I have come across  a match at FTDNA, that I had somehow overlooked, with a Eula Dutton Coleman.It's an 11 cM- 1 segment that falls within a pile up area on chr 9. A Joseph Richardson  has done quite a lot of research re Zachariah , and is the person to contact re Eula.

I'm now wondering whether the match at Ancestry is also a match on the same pile up region as Eula Dutton Coleman. With the likelihood being that both are false matches.

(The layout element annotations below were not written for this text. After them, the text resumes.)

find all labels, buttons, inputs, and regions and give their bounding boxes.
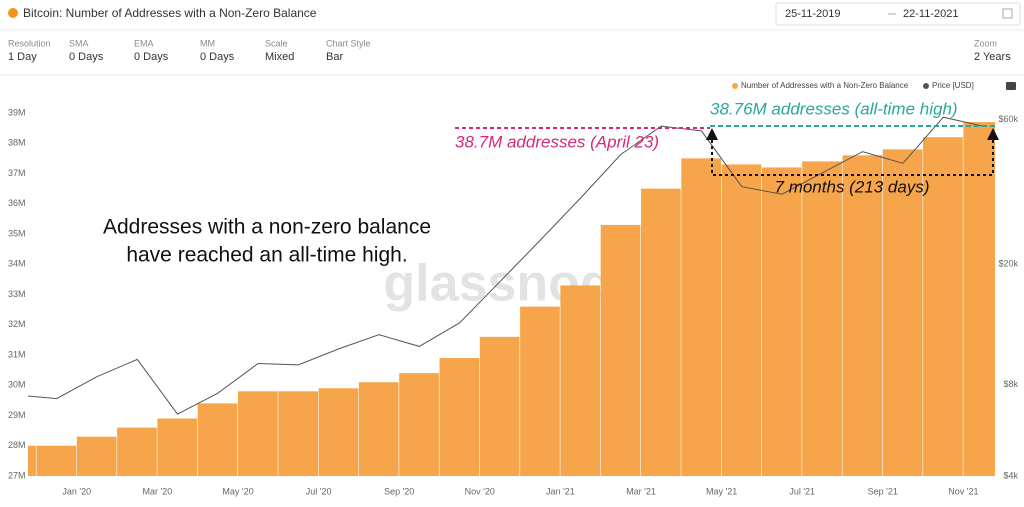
- y-tick-label: 27M: [8, 470, 26, 480]
- x-tick-label: May '20: [222, 486, 253, 496]
- bar: [560, 285, 601, 476]
- control-label: EMA: [134, 38, 154, 48]
- y-tick-label: 38M: [8, 138, 26, 148]
- y2-tick-label: $8k: [1003, 379, 1018, 389]
- price-line: [28, 116, 984, 415]
- bar: [802, 161, 842, 476]
- bar: [28, 445, 36, 476]
- bar: [278, 391, 318, 476]
- y-tick-label: 29M: [8, 410, 26, 420]
- control-label: MM: [200, 38, 215, 48]
- title: Bitcoin: Number of Addresses with a Non-…: [23, 6, 317, 20]
- x-tick-label: Nov '20: [465, 486, 495, 496]
- control-value[interactable]: 2 Years: [974, 51, 1011, 63]
- legend-swatch: [732, 83, 738, 89]
- control-value[interactable]: 1 Day: [8, 51, 37, 63]
- bar: [117, 427, 157, 476]
- bar: [439, 358, 480, 476]
- y-tick-label: 35M: [8, 228, 26, 238]
- bar: [36, 445, 77, 476]
- y2-tick-label: $20k: [998, 258, 1018, 268]
- y-tick-label: 30M: [8, 380, 26, 390]
- y2-tick-label: $4k: [1003, 470, 1018, 480]
- bar: [641, 188, 681, 476]
- btc-icon: [8, 8, 18, 18]
- control-label: SMA: [69, 38, 89, 48]
- date-range[interactable]: [775, 2, 1021, 26]
- legend-label: Number of Addresses with a Non-Zero Bala…: [741, 81, 909, 90]
- bar: [479, 336, 520, 476]
- bar: [399, 373, 439, 476]
- legend-swatch: [923, 83, 929, 89]
- x-tick-label: May '21: [706, 486, 737, 496]
- bar: [520, 306, 560, 476]
- bar: [882, 149, 923, 477]
- x-tick-label: Mar '21: [626, 486, 656, 496]
- x-tick-label: Sep '20: [384, 486, 414, 496]
- date-to[interactable]: 22-11-2021: [903, 8, 958, 20]
- y-tick-label: 37M: [8, 168, 26, 178]
- x-tick-label: Jan '20: [62, 486, 91, 496]
- span-bracket: [711, 140, 994, 176]
- x-tick-label: Jan '21: [546, 486, 575, 496]
- x-tick-label: Nov '21: [948, 486, 978, 496]
- legend-label: Price [USD]: [932, 81, 974, 90]
- camera-icon[interactable]: [1006, 82, 1016, 90]
- y-tick-label: 39M: [8, 107, 26, 117]
- bar: [358, 382, 399, 476]
- control-value[interactable]: Bar: [326, 51, 343, 63]
- bar: [721, 164, 762, 477]
- control-value[interactable]: 0 Days: [134, 51, 169, 63]
- annotation: Addresses with a non-zero balance: [103, 216, 431, 239]
- control-label: Zoom: [974, 38, 997, 48]
- control-value[interactable]: 0 Days: [69, 51, 104, 63]
- bar: [761, 167, 802, 476]
- x-tick-label: Mar '20: [143, 486, 173, 496]
- annotation: 38.76M addresses (all-time high): [710, 99, 958, 118]
- annotation: have reached an all-time high.: [126, 244, 407, 267]
- x-tick-label: Jul '21: [789, 486, 815, 496]
- annotation: 7 months (213 days): [775, 177, 930, 196]
- control-label: Scale: [265, 38, 288, 48]
- bar: [238, 391, 278, 476]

I have similar cases with matches from lineages which are yDNA matches also. The problem is, however, that these are unrelated patterns. The yDNA match is much too distant and the autosomal DNA matches from the same lineage are so old and distant, coming from German migrants to America soon after the founding of the English colony, that there is no way to tell that this segment is really from this ancestor and even if it is, it is unrelated to my yDNA matching.
Such small matches with just one segment, real or not, are hard to pin down. I was able to pin some of them down and they come from big founder events in America. If you have an ancestral person in 30.000 trees on Ancestry, you know that this person could spread a segment to tens of thousands of people, even after 300 or more years.

Therefore its not just about whether that segment is real, it very well might be, but whether its from exactly this ancestor you search for and how it is related to the yDNA matching. These aspects can but don't have to be interconnected.